By Ray Gaviota, Originally Published in 1968

America’s police forces are much more uptight than they used to be. Six short years ago, Jack Ruby walked right up to a crowd of 75 cops in the basement of the Dallas PD, pulled out a gun and fired into their midst, killing the man they were supposedly guarding. Anyone who tried that today would be shot dead in his tracks, unless it was part of the script.

In Los Angeles and elsewhere, police have organized themselves into an effective political force to fight off police review boards and all threats to department autonomy. Attempts to return police control to the community have proven feeble compared to police counter attacks. Swinish propaganda defeated New York’s police review board in a 1965 election and, since then, the Bircher slogan “support your local police” has become part of normal political rhetoric.

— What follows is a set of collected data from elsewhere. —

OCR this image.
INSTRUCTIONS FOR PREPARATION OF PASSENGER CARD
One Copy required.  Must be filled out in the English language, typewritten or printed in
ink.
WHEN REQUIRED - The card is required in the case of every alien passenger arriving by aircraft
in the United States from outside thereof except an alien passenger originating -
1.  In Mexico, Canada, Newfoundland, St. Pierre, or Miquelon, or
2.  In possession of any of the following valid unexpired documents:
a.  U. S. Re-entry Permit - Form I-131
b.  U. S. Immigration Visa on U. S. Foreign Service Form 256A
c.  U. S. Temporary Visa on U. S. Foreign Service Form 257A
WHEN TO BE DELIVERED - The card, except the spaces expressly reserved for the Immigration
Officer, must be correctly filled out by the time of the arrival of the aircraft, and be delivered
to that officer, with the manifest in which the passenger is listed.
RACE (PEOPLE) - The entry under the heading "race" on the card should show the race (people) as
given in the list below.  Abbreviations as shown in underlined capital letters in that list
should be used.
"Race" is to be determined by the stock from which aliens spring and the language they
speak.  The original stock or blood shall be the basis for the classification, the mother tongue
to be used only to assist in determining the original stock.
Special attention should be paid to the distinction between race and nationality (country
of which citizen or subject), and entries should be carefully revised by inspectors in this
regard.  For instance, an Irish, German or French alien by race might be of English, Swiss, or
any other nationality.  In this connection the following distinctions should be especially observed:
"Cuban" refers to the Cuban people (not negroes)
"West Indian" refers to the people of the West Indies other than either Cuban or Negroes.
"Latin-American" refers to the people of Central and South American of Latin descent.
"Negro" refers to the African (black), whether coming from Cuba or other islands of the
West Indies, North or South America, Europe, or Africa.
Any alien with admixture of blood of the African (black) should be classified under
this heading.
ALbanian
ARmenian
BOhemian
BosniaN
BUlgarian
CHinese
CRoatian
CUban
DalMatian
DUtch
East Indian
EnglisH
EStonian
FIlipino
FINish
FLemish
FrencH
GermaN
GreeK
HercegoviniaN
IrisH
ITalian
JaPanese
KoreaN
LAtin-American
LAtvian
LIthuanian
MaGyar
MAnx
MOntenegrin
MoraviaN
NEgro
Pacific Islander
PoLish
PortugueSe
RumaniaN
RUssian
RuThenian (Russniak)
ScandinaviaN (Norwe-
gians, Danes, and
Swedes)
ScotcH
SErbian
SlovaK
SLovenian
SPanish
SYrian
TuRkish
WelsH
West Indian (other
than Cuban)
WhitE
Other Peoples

The first police brutality indictment in recent years was returned against officer J. R. Salyer of foothill division by the County Grand Jury. Salyer has already served a 30-day suspension for assault with a deadly weapon on a prisoner in his custody. His victim is suing the city for $100,000.

The mother of Donald Lee Oughten, the handicapped youth, who was caught in a crossfire between two triggerhappy cops, has filed suit for $1 million. The coroner’s finding of “justifiable homicide” cast new doubts upon administrative juggling of the coroner’s office. Such a verdict makes people question the meaning of “law enforcement” and raises the question that should have been asked as soon as the first Kennedy was shot: just who is doing the crime in the streets?